I prefer to think of it this way:
Imagine a tiny cube of water drifting along in that stream above.
If you wish, imagine yourself very tiny and inside that very cube of water wearing a diver's suit.
In order for the flowing stream to pass into the narrow part of the tube it MUST speed up.
That's because the area for flow is smaller.
You see this every day in any river - water moves fast in shallow rapids and slow where the stream is deep.
Now - in order for any mass to speed up it must receive a lateral force.
So your tiny cube of water must see more pressure on its backside than it does on its front side. Else it wouldn't accelerate.
So where it is accelerating, namely in the converging part of the venturi(where it's narrowing), pressure
must be decreasing. Else the water could not accelerate for there'd be no lateral force.
Go over that until it makes sense...In the narrow part of the venturi pressure is constant as evidenced by fact the water is neither accelerating nor decelerating.
In the diverging(widening) part of the venturi water is slowing down(decelerating) so it MUST be feeling more pressure from downstream side than upstream.

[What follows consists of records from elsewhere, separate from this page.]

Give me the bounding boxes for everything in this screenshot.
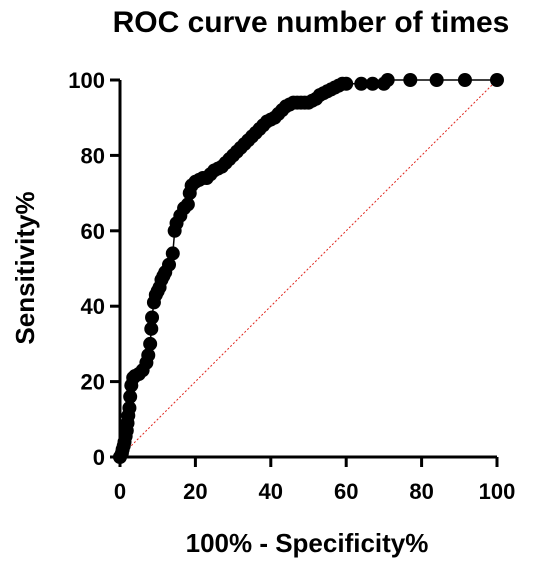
roc-point <box>380 73 395 87</box>
y-tick-label: 40 <box>81 294 105 319</box>
roc-point <box>339 76 354 91</box>
x-tick-label: 80 <box>409 479 433 504</box>
reference-diagonal-line <box>119 79 498 458</box>
roc-point <box>143 336 158 351</box>
roc-points <box>113 73 504 464</box>
x-tick-label: 100 <box>479 479 516 504</box>
roc-point <box>457 73 472 87</box>
x-tick-label: 40 <box>259 479 283 504</box>
y-tick-label: 60 <box>81 219 105 244</box>
roc-point <box>180 197 195 212</box>
x-tick-label: 60 <box>334 479 358 504</box>
y-tick-label: 100 <box>68 68 105 93</box>
x-axis-ticks: 0 20 40 60 80 100 <box>114 457 515 504</box>
roc-point <box>365 76 380 91</box>
x-tick-label: 0 <box>114 479 126 504</box>
y-tick-label: 0 <box>93 445 105 470</box>
x-tick-label: 20 <box>183 479 207 504</box>
roc-point <box>162 257 177 272</box>
roc-point <box>144 321 159 336</box>
roc-point <box>123 389 138 404</box>
y-tick-label: 80 <box>81 143 105 168</box>
roc-point <box>490 73 504 87</box>
roc-point <box>122 400 137 415</box>
x-axis-label: 100% - Specificity% <box>186 528 429 558</box>
roc-point <box>141 348 156 363</box>
roc-point <box>354 76 369 91</box>
roc-point <box>165 246 180 261</box>
y-axis-label: Sensitivity% <box>10 191 40 344</box>
roc-point <box>403 73 418 87</box>
y-tick-label: 20 <box>81 370 105 395</box>
roc-point <box>145 310 160 325</box>
roc-point <box>429 73 444 87</box>
chart-title: ROC curve number of times <box>113 6 510 39</box>
y-axis-ticks: 0 20 40 60 80 100 <box>68 68 120 470</box>
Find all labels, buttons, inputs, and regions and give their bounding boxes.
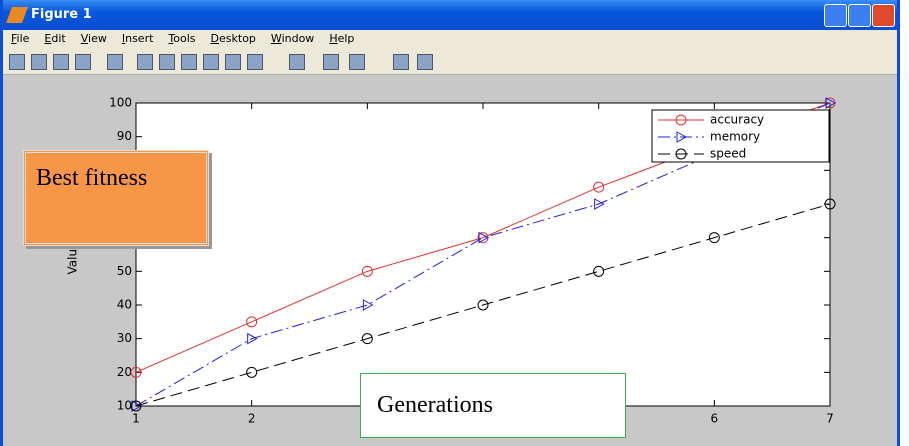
x-tick-label: 1 bbox=[132, 412, 140, 426]
data-point bbox=[131, 400, 143, 412]
data-point bbox=[824, 198, 836, 210]
toolbar-button[interactable] bbox=[75, 54, 91, 70]
data-point bbox=[246, 366, 258, 378]
toolbar-button[interactable] bbox=[53, 54, 69, 70]
legend-marker bbox=[675, 114, 687, 126]
series-line bbox=[135, 203, 831, 407]
data-point bbox=[477, 299, 489, 311]
data-point bbox=[361, 265, 373, 277]
menu-item[interactable]: File bbox=[11, 32, 30, 45]
data-point bbox=[708, 232, 720, 244]
maximize-button[interactable] bbox=[848, 4, 871, 27]
toolbar-button[interactable] bbox=[159, 54, 175, 70]
toolbar-button[interactable] bbox=[31, 54, 47, 70]
data-point bbox=[130, 366, 142, 378]
toolbar-button[interactable] bbox=[203, 54, 219, 70]
toolbar-button[interactable] bbox=[393, 54, 409, 70]
menu-item[interactable]: Desktop bbox=[210, 32, 256, 45]
x-tick-label: 6 bbox=[711, 412, 719, 426]
y-axis-label: Value bbox=[66, 242, 80, 275]
y-tick-label: 30 bbox=[117, 331, 132, 345]
y-tick-label: 40 bbox=[117, 298, 132, 312]
y-tick-label: 90 bbox=[117, 129, 132, 143]
y-tick-label: 50 bbox=[117, 264, 132, 278]
title-bar: Figure 1 bbox=[3, 0, 897, 30]
menu-item[interactable]: Tools bbox=[168, 32, 196, 45]
data-point bbox=[825, 97, 837, 109]
y-tick-label: 10 bbox=[117, 399, 132, 413]
data-point bbox=[594, 198, 605, 210]
data-point bbox=[247, 332, 258, 345]
data-point bbox=[246, 316, 258, 328]
data-point bbox=[361, 333, 373, 345]
menu-item[interactable]: Edit bbox=[44, 32, 66, 45]
toolbar-button[interactable] bbox=[289, 54, 305, 70]
toolbar-button[interactable] bbox=[247, 54, 263, 70]
best-fitness-note: Best fitness bbox=[23, 150, 209, 246]
data-point bbox=[362, 299, 374, 311]
y-tick-label: 100 bbox=[109, 96, 132, 110]
plot: Value 1020304050607080901001234567accura… bbox=[66, 96, 837, 426]
toolbar-button[interactable] bbox=[9, 54, 25, 70]
menu-item[interactable]: Window bbox=[270, 32, 315, 45]
legend-box bbox=[651, 109, 830, 163]
toolbar-button[interactable] bbox=[137, 54, 153, 70]
data-point bbox=[130, 400, 142, 412]
toolbar-button[interactable] bbox=[225, 54, 241, 70]
menu-item[interactable]: Insert bbox=[121, 32, 154, 45]
toolbar-button[interactable] bbox=[323, 54, 339, 70]
minimize-button[interactable] bbox=[824, 4, 847, 27]
toolbar-button[interactable] bbox=[107, 54, 123, 70]
toolbar bbox=[3, 48, 897, 75]
toolbar-button[interactable] bbox=[181, 54, 197, 70]
legend-marker bbox=[675, 148, 687, 160]
series-line bbox=[135, 102, 831, 407]
legend-label: memory bbox=[710, 130, 760, 144]
legend-marker bbox=[676, 131, 688, 143]
toolbar-button[interactable] bbox=[349, 54, 365, 70]
data-point bbox=[478, 231, 490, 244]
close-button[interactable] bbox=[872, 4, 895, 27]
legend-label: accuracy bbox=[710, 113, 764, 127]
y-tick-label: 20 bbox=[117, 365, 132, 379]
menu-bar: File Edit View Insert Tools Desktop Window Help bbox=[3, 30, 897, 48]
toolbar-button[interactable] bbox=[417, 54, 433, 70]
x-tick-label: 7 bbox=[826, 412, 834, 426]
x-tick-label: 2 bbox=[248, 412, 256, 426]
data-point bbox=[593, 181, 605, 193]
window-title: Figure 1 bbox=[31, 7, 92, 22]
legend-label: speed bbox=[710, 147, 746, 161]
menu-item[interactable]: Help bbox=[329, 32, 355, 45]
generations-note: Generations bbox=[360, 373, 626, 438]
menu-item[interactable]: View bbox=[80, 32, 107, 45]
data-point bbox=[593, 265, 605, 277]
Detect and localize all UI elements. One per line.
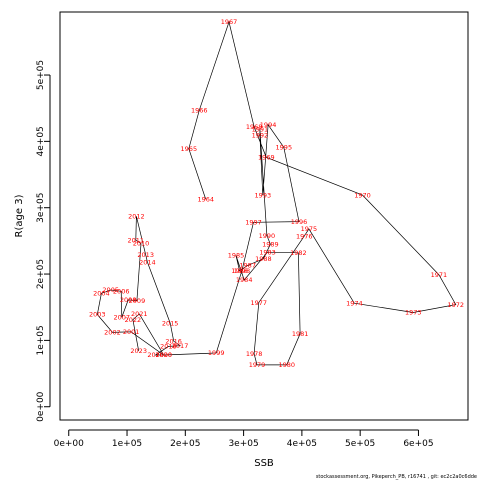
point-label-1973: 1973: [405, 309, 422, 317]
point-label-2021: 2021: [131, 310, 148, 318]
point-label-1977: 1977: [250, 299, 267, 307]
point-label-2006: 2006: [113, 287, 130, 295]
point-label-1964: 1964: [197, 195, 214, 203]
y-tick-label: 5e+05: [36, 60, 46, 90]
point-label-1985: 1985: [228, 252, 245, 260]
point-label-1997: 1997: [245, 219, 262, 227]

So pressure in that section is
increasing.
With no friction the pressure would come back to same as upstream, in a real venturi it can come very close(better than 99% for a high quality metering venturi).
That imaginary model is what made Bernoulli "click" for me - the fact water can't change velocity without a push.
Some people like me have to see a physical model before we can accept an equation.*
I hope this helps you believe in Bernoulli's principle - it is really useful.
You see it in practical application everywhere.
Those sprayers for your garden hose use a venturi to suck the spray into the water stream
Those drainers for waterbeds use a venturi to suck the water out of the mattress
Every carburetor you'll likely encounter uses a venturi to suck the fuel into the airstream.
(* I read somewhere that this inability to accept pure math without a physical model is characteristic of English speaking people. There are some interesting papers(e.g. Richard Restrak) on how one's native language seems to determine what areas of the brain are used in problem solving - but that's another whole subject.
I mention it only to assure you my earlier remark about language barrier is not in any way a criticism, unless it's of myself.)